Alaska Teen Who Was Injected With Heroin Dies

Published December 30, 2011 12:00AM (EST)

ANCHORAGE, Alaska (AP) — An Alaska teenager allegedly injected with heroin by a 26-year-old man died Thursday, almost a week after suffering the drug overdose, Anchorage police said.

Jena Dolstad of Anchorage had been listed in critical condition since she was taken to the hospital last Friday with a drug overdose. The 14-year-old died at the hospital shortly after noon Thursday, police spokeswoman Anita Shell said.

Sean Warner is under arrest on charges of delivering a controlled substance to a minor at least three years younger, contributing to the delinquency of a minor and evidence tampering. With the girl's death Warner now faces additional charges, including manslaughter, said assistant District Attorney Regan Williams. The case is still in the "investigatory stages," he said.

"There's an awful lot of work involved," Williams said. "Beside the sadness of the situation, (the death) does make it more serious."

According to charging documents filed before Dolstad died, two other men went with Warner to pick the girl up the evening of Dec. 22 and take her back to Warner's home to hang out.

Warner was sharing a gram of heroin with the men, and the girl said she was willing to try something "new" but didn't want to inject herself, according to the court papers. Warner tried to inject the girl, but failed, so he had her lie down on his bed and hold out an arm, then used his belt as a tourniquet and shot 25 to 30 units of heroin, taking several times to find a vein, the papers say.

The two witnesses told authorities they left the girl — identified as J.D. in court papers — on the bed and found her the next morning, face down in her vomit.

"They felt for her pulse, sat her up, and grew concerned at her condition and upset at Warner's ambivalence," the documents state.

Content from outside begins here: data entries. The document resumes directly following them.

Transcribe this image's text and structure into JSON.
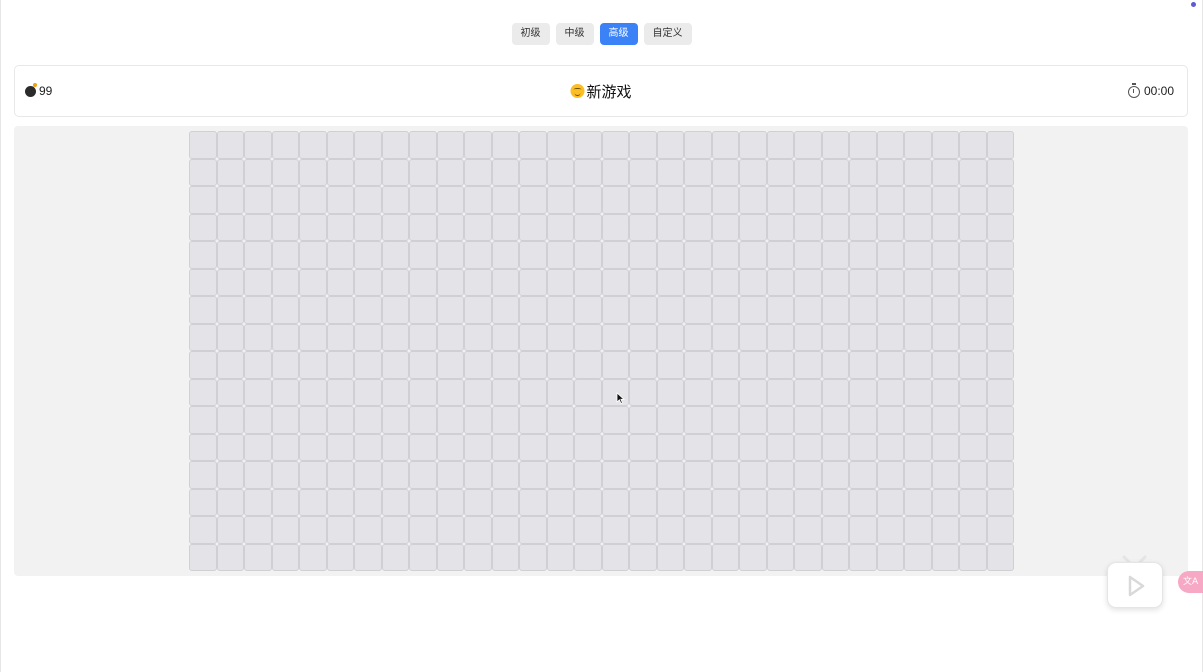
{
  "difficulty": {
    "buttons": [
      {
        "label": "初级",
        "active": false
      },
      {
        "label": "中级",
        "active": false
      },
      {
        "label": "高级",
        "active": true
      },
      {
        "label": "自定义",
        "active": false
      }
    ]
  },
  "status": {
    "mine_icon": "bomb-icon",
    "mines_remaining": "99",
    "new_game_icon": "smiley-icon",
    "new_game_label": "新游戏",
    "timer_icon": "stopwatch-icon",
    "time": "00:00"
  },
  "board": {
    "rows": 16,
    "cols": 30,
    "cell_state": "unrevealed"
  },
  "widgets": {
    "player_icon": "play-icon",
    "translate_label": "文A"
  },
  "colors": {
    "accent": "#3b82f6",
    "cell": "#e4e3e8",
    "board_bg": "#f2f2f2"
  }
}
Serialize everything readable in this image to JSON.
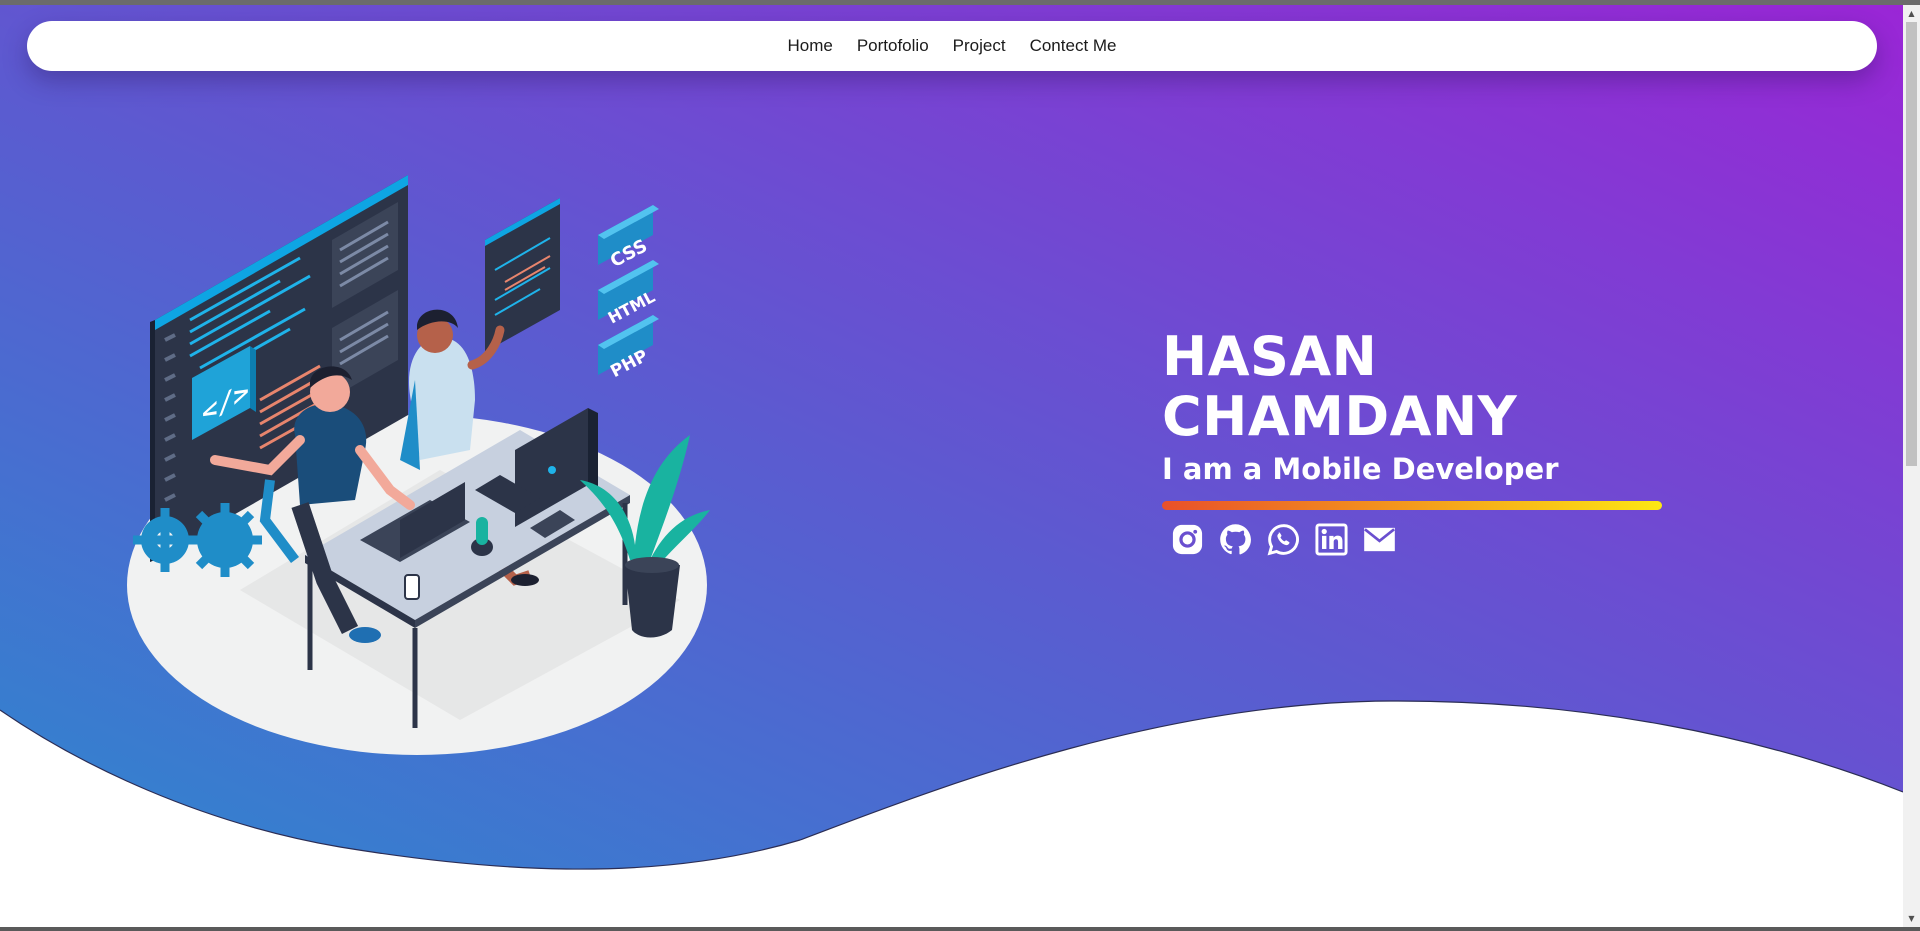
{
  "nav": {
    "items": [
      {
        "label": "Home"
      },
      {
        "label": "Portofolio"
      },
      {
        "label": "Project"
      },
      {
        "label": "Contect Me"
      }
    ]
  },
  "hero": {
    "name_line1": "HASAN",
    "name_line2": "CHAMDANY",
    "tagline": "I am a Mobile Developer",
    "gradient_start": "#2f86cf",
    "gradient_mid": "#5b5bd0",
    "gradient_end": "#9a26d6",
    "underline_colors": [
      "#e9502a",
      "#f5a21b",
      "#fde713"
    ],
    "illustration_badges": [
      "CSS",
      "HTML",
      "PHP"
    ]
  },
  "socials": [
    {
      "icon": "instagram-icon"
    },
    {
      "icon": "github-icon"
    },
    {
      "icon": "whatsapp-icon"
    },
    {
      "icon": "linkedin-icon"
    },
    {
      "icon": "email-icon"
    }
  ],
  "scrollbar": {
    "up_arrow": "▲",
    "down_arrow": "▼"
  }
}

Warner initially did not want to call 911 because of fears authorities would find drugs, and instead gave the teen Suboxone, a prescription drug used to treat opiate addicts, according to the court papers. He called 911 after the girl began to convulse a couple of hours after he gave her the Suboxone, the papers say.

Warner locked his bedroom door, and responding officers didn't search it when he told them it was his roommate's room, the documents state. After police left, Warner and one of the witnesses put needles and other "related evidence" into a box then dumped it behind a trash bin at a nearby business, according to the papers, which say police later recovered paraphernalia including syringes.

Dolstad was found to have heroin, cocaine and methamphetamine in her system when she was brought to the hospital, charging documents said. Medics told authorities she had sustained damage to her brain and heart.

Authorities have said the heroin used is known on the street at "China White," considered more potent than common tar heroin.

Warner also is charged with theft, accused of stealing a $900 surveillance system from Costco on the same day he took the girl to his home, according to the documents. He is being held on $100,000 cash bail.

A telephone message seeking comment from Warner's public defender wasn't immediately returned Thursday.